Once I drilled the holes in the edges (sides?) of the nuts I put a 5mm drill shaft into the nuts and pounded the rod so that it mushroomed a bit onto the drill shaft. I then used the tap to clean up the thread in the nut and at the same time cut threads into the ends of the rods. I did just one at a time. No glue. I was going to try and solder them, but my little soldering wouldn't be up to it.:biggrin:


----------



## broitblat (Aug 8, 2009)

I'm not sure I like it as a "pen", but I love it as a creation 

  -Barry


----------



## DAVIDDECHRISTOPHER (Aug 8, 2009)

Verry intresting I would like to see it with a wood body with the support rods exposed on the out side also electropolish the hardware!
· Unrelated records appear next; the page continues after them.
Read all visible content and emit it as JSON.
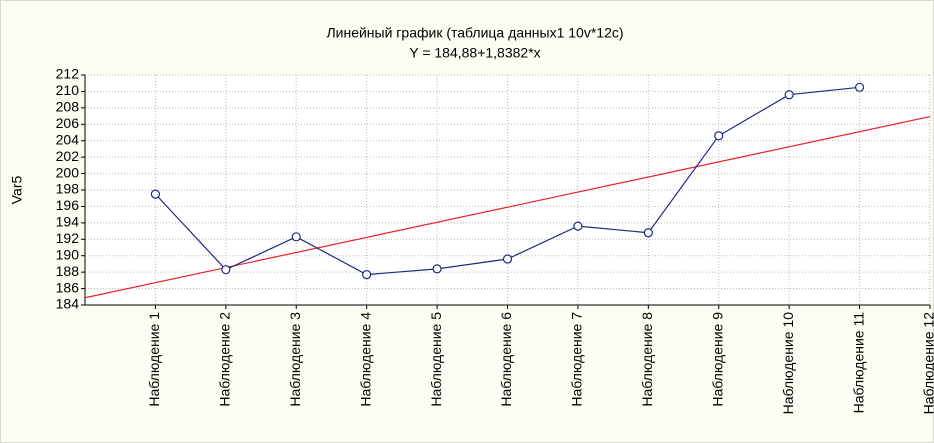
{
  "chart_data": {
    "type": "line",
    "title": "Линейный график (таблица данных1 10v*12c)",
    "subtitle": "Y = 184,88+1,8382*x",
    "ylabel": "Var5",
    "categories": [
      "Наблюдение 1",
      "Наблюдение 2",
      "Наблюдение 3",
      "Наблюдение 4",
      "Наблюдение 5",
      "Наблюдение 6",
      "Наблюдение 7",
      "Наблюдение 8",
      "Наблюдение 9",
      "Наблюдение 10",
      "Наблюдение 11",
      "Наблюдение 12"
    ],
    "series": [
      {
        "color": "#1f2a80",
        "values": [
          197.5,
          188.3,
          192.3,
          187.7,
          188.4,
          189.6,
          193.6,
          192.8,
          204.6,
          209.6,
          210.5,
          null
        ]
      }
    ],
    "fit": {
      "intercept": 184.88,
      "slope": 1.8382,
      "color": "#e8202a"
    },
    "ylim": [
      184,
      212
    ],
    "yticks": [
      184,
      186,
      188,
      190,
      192,
      194,
      196,
      198,
      200,
      202,
      204,
      206,
      208,
      210,
      212
    ],
    "grid": true
  }
}
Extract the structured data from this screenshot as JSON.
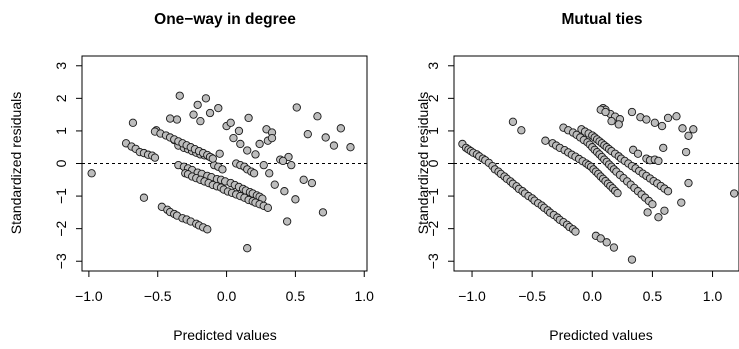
{
  "chart_data": [
    {
      "type": "scatter",
      "title": "One−way in degree",
      "xlabel": "Predicted values",
      "ylabel": "Standardized residuals",
      "xlim": [
        -1.05,
        1.02
      ],
      "ylim": [
        -3.3,
        3.3
      ],
      "xticks": [
        -1.0,
        -0.5,
        0.0,
        0.5,
        1.0
      ],
      "xtick_labels": [
        "−1.0",
        "−0.5",
        "0.0",
        "0.5",
        "1.0"
      ],
      "yticks": [
        -3,
        -2,
        -1,
        0,
        1,
        2,
        3
      ],
      "ytick_labels": [
        "−3",
        "−2",
        "−1",
        "0",
        "1",
        "2",
        "3"
      ],
      "reference_line_y": 0,
      "grid": false,
      "marker_color": "#bdbdbd",
      "x": [
        -0.98,
        -0.73,
        -0.69,
        -0.66,
        -0.63,
        -0.6,
        -0.57,
        -0.54,
        -0.52,
        -0.68,
        -0.6,
        -0.51,
        -0.47,
        -0.43,
        -0.41,
        -0.38,
        -0.36,
        -0.32,
        -0.29,
        -0.26,
        -0.22,
        -0.2,
        -0.17,
        -0.14,
        -0.38,
        -0.35,
        -0.31,
        -0.28,
        -0.25,
        -0.22,
        -0.19,
        -0.16,
        -0.13,
        -0.11,
        -0.09,
        -0.06,
        -0.03,
        -0.35,
        -0.31,
        -0.28,
        -0.25,
        -0.21,
        -0.18,
        -0.14,
        -0.11,
        -0.07,
        -0.04,
        -0.01,
        0.03,
        0.06,
        0.09,
        0.12,
        0.14,
        0.17,
        0.19,
        0.22,
        0.24,
        0.26,
        -0.3,
        -0.28,
        -0.25,
        -0.22,
        -0.19,
        -0.16,
        -0.13,
        -0.1,
        -0.07,
        -0.04,
        -0.02,
        0.01,
        0.04,
        0.07,
        0.1,
        0.13,
        0.16,
        0.19,
        0.21,
        0.24,
        0.27,
        0.3,
        -0.52,
        -0.48,
        -0.44,
        -0.41,
        -0.38,
        -0.35,
        -0.32,
        -0.29,
        -0.26,
        -0.23,
        -0.2,
        -0.17,
        -0.14,
        -0.12,
        -0.1,
        0.07,
        0.1,
        0.13,
        0.15,
        0.18,
        0.2,
        -0.24,
        -0.19,
        -0.12,
        -0.06,
        0.0,
        0.05,
        0.1,
        0.15,
        0.21,
        0.27,
        0.31,
        0.35,
        0.42,
        0.5,
        0.56,
        0.62,
        -0.36,
        -0.34,
        -0.21,
        -0.15,
        -0.05,
        0.03,
        0.09,
        0.16,
        0.24,
        0.29,
        0.33,
        0.45,
        0.51,
        0.59,
        0.66,
        0.72,
        0.78,
        0.83,
        0.9,
        -0.41,
        0.15,
        0.44,
        0.7,
        0.39,
        0.41,
        0.47,
        0.3,
        0.33
      ],
      "y": [
        -0.3,
        0.62,
        0.52,
        0.45,
        0.35,
        0.32,
        0.27,
        0.24,
        0.18,
        1.25,
        -1.05,
        1.02,
        -1.33,
        -1.42,
        -1.49,
        -1.55,
        -1.6,
        -1.68,
        -1.72,
        -1.78,
        -1.85,
        -1.9,
        -1.96,
        -2.02,
        0.72,
        0.55,
        0.48,
        0.44,
        0.38,
        0.33,
        0.28,
        0.25,
        0.22,
        0.18,
        -0.05,
        -0.1,
        -0.18,
        -0.05,
        -0.1,
        -0.15,
        -0.2,
        -0.28,
        -0.32,
        -0.38,
        -0.42,
        -0.48,
        -0.5,
        -0.55,
        -0.6,
        -0.66,
        -0.72,
        -0.78,
        -0.83,
        -0.88,
        -0.92,
        -0.98,
        -1.02,
        -1.08,
        -0.3,
        -0.33,
        -0.4,
        -0.45,
        -0.5,
        -0.55,
        -0.6,
        -0.66,
        -0.7,
        -0.74,
        -0.8,
        -0.86,
        -0.9,
        -0.95,
        -1.0,
        -1.05,
        -1.12,
        -1.16,
        -1.2,
        -1.25,
        -1.3,
        -1.36,
        0.98,
        0.92,
        0.86,
        0.8,
        0.74,
        0.68,
        0.62,
        0.56,
        0.5,
        0.44,
        0.38,
        0.32,
        0.26,
        0.2,
        0.15,
        0.0,
        -0.05,
        -0.1,
        -0.18,
        -0.25,
        -0.3,
        1.5,
        1.3,
        1.55,
        1.7,
        1.15,
        0.78,
        0.6,
        0.4,
        0.28,
        -0.05,
        -0.3,
        -0.65,
        -0.85,
        -1.1,
        -0.5,
        -0.6,
        1.35,
        2.08,
        1.8,
        2.0,
        0.3,
        1.25,
        1.0,
        1.4,
        0.6,
        1.05,
        0.95,
        0.2,
        1.72,
        0.9,
        1.45,
        0.8,
        0.55,
        1.08,
        0.5,
        1.38,
        -2.6,
        -1.78,
        -1.5,
        0.12,
        0.08,
        -0.05,
        0.7,
        0.78
      ]
    },
    {
      "type": "scatter",
      "title": "Mutual ties",
      "xlabel": "Predicted values",
      "ylabel": "Standardized residuals",
      "xlim": [
        -1.15,
        1.22
      ],
      "ylim": [
        -3.3,
        3.3
      ],
      "xticks": [
        -1.0,
        -0.5,
        0.0,
        0.5,
        1.0
      ],
      "xtick_labels": [
        "−1.0",
        "−0.5",
        "0.0",
        "0.5",
        "1.0"
      ],
      "yticks": [
        -3,
        -2,
        -1,
        0,
        1,
        2,
        3
      ],
      "ytick_labels": [
        "−3",
        "−2",
        "−1",
        "0",
        "1",
        "2",
        "3"
      ],
      "reference_line_y": 0,
      "grid": false,
      "marker_color": "#bdbdbd",
      "x": [
        -1.08,
        -1.05,
        -1.03,
        -1.01,
        -0.99,
        -0.96,
        -0.94,
        -0.91,
        -0.89,
        -0.86,
        -0.83,
        -0.81,
        -0.78,
        -0.76,
        -0.73,
        -0.71,
        -0.68,
        -0.66,
        -0.63,
        -0.61,
        -0.58,
        -0.56,
        -0.53,
        -0.5,
        -0.48,
        -0.45,
        -0.42,
        -0.4,
        -0.37,
        -0.35,
        -0.32,
        -0.29,
        -0.27,
        -0.24,
        -0.21,
        -0.19,
        -0.16,
        -0.14,
        -0.66,
        -0.59,
        -0.39,
        -0.33,
        -0.3,
        -0.27,
        -0.23,
        -0.2,
        -0.17,
        -0.14,
        -0.11,
        -0.08,
        -0.05,
        -0.03,
        -0.01,
        0.01,
        0.03,
        0.05,
        0.07,
        0.09,
        0.11,
        0.13,
        0.15,
        0.17,
        0.19,
        0.21,
        -0.24,
        -0.2,
        -0.16,
        -0.13,
        -0.1,
        -0.07,
        -0.04,
        -0.02,
        0.0,
        0.02,
        0.04,
        0.06,
        0.08,
        0.1,
        0.12,
        0.14,
        0.16,
        0.18,
        0.2,
        0.23,
        0.26,
        0.29,
        0.32,
        0.35,
        0.38,
        0.41,
        0.44,
        0.47,
        0.5,
        -0.09,
        -0.06,
        -0.03,
        0.0,
        0.02,
        0.04,
        0.06,
        0.08,
        0.1,
        0.12,
        0.14,
        0.16,
        0.19,
        0.22,
        0.24,
        0.27,
        0.3,
        0.33,
        0.36,
        0.39,
        0.42,
        0.45,
        0.48,
        0.51,
        0.54,
        0.57,
        0.6,
        0.09,
        0.11,
        0.15,
        0.19,
        0.23,
        0.03,
        0.07,
        0.12,
        0.18,
        0.33,
        0.4,
        0.45,
        0.52,
        0.58,
        0.63,
        0.7,
        0.75,
        0.8,
        0.34,
        0.38,
        0.45,
        0.48,
        0.52,
        0.55,
        0.59,
        0.78,
        0.84,
        0.46,
        0.63,
        0.74,
        0.8,
        0.55,
        0.6,
        1.18,
        0.07,
        0.11,
        0.16,
        0.22,
        0.33
      ],
      "y": [
        0.6,
        0.48,
        0.43,
        0.38,
        0.33,
        0.28,
        0.22,
        0.15,
        0.1,
        0.02,
        -0.08,
        -0.18,
        -0.25,
        -0.32,
        -0.4,
        -0.47,
        -0.55,
        -0.62,
        -0.7,
        -0.78,
        -0.85,
        -0.92,
        -1.0,
        -1.07,
        -1.14,
        -1.22,
        -1.29,
        -1.36,
        -1.44,
        -1.51,
        -1.58,
        -1.66,
        -1.73,
        -1.8,
        -1.88,
        -1.95,
        -2.02,
        -2.09,
        1.28,
        1.02,
        0.7,
        0.62,
        0.55,
        0.48,
        0.41,
        0.34,
        0.27,
        0.21,
        0.14,
        0.07,
        0.0,
        -0.05,
        -0.1,
        -0.18,
        -0.25,
        -0.32,
        -0.4,
        -0.47,
        -0.54,
        -0.62,
        -0.69,
        -0.76,
        -0.84,
        -0.91,
        1.1,
        1.02,
        0.95,
        0.88,
        0.8,
        0.72,
        0.65,
        0.58,
        0.5,
        0.42,
        0.35,
        0.28,
        0.2,
        0.12,
        0.05,
        -0.03,
        -0.1,
        -0.18,
        -0.25,
        -0.35,
        -0.45,
        -0.55,
        -0.65,
        -0.75,
        -0.85,
        -0.95,
        -1.05,
        -1.15,
        -1.25,
        1.05,
        0.98,
        0.92,
        0.86,
        0.8,
        0.74,
        0.68,
        0.62,
        0.56,
        0.5,
        0.44,
        0.38,
        0.3,
        0.22,
        0.15,
        0.08,
        0.0,
        -0.08,
        -0.15,
        -0.23,
        -0.31,
        -0.38,
        -0.46,
        -0.54,
        -0.61,
        -0.69,
        -0.77,
        1.7,
        1.65,
        1.52,
        1.44,
        1.36,
        -2.22,
        -2.3,
        -2.42,
        -2.58,
        1.58,
        1.42,
        1.35,
        1.25,
        1.15,
        1.4,
        1.45,
        1.08,
        0.85,
        0.42,
        0.3,
        0.15,
        0.1,
        0.12,
        0.08,
        0.48,
        0.35,
        1.05,
        -1.5,
        -0.85,
        -1.2,
        -0.6,
        -1.65,
        -1.45,
        -0.92,
        1.65,
        1.58,
        1.3,
        1.2,
        -2.95
      ]
    }
  ]
}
Nice idear.


----------



## LizardSpit (Aug 9, 2009)

Can I just say as a lurking noob, you inspire me!!!


----------



## Thumbs (Aug 9, 2009)

Of course, the economy model dispenses with the cap nuts.  Right?


----------



## cnirenberg (Aug 11, 2009)

Damn,
That's cool.  What did you use to scrape all the flux off with?  Then polish?


----------



## workinforwood (Aug 11, 2009)

skiprat said:


> My wife just told me that it was  quote; 'One of the most stupid things you've made'
> 
> Jeesh, I didn't think it was that bad:redface::biggrin:



Hmm..not sure how I missed this thread.  I like your wife Steve..she thinks like me!  Sorry..this pen is rediculous! :glasses-nerdy:


----------



## leaycraft (Aug 14, 2009)

Brilliant!, wish i could try it- gotta love the unique- mc guiverish approach.  I'm still learning, but I have found that even tho it may have self destructed, chipped , split,  CA and some thinking make a pen I can use and to date, haven't made the same  error twice.  End result - some OK pens for me and 1 or 2 for others as gifts.  
I really am impressed by the work I see here - gives me something to emulate.

Almost afraid to ask because you may either  a) do it  or b) challenge me to try but i can you make a pen out of leeks?  best John


----------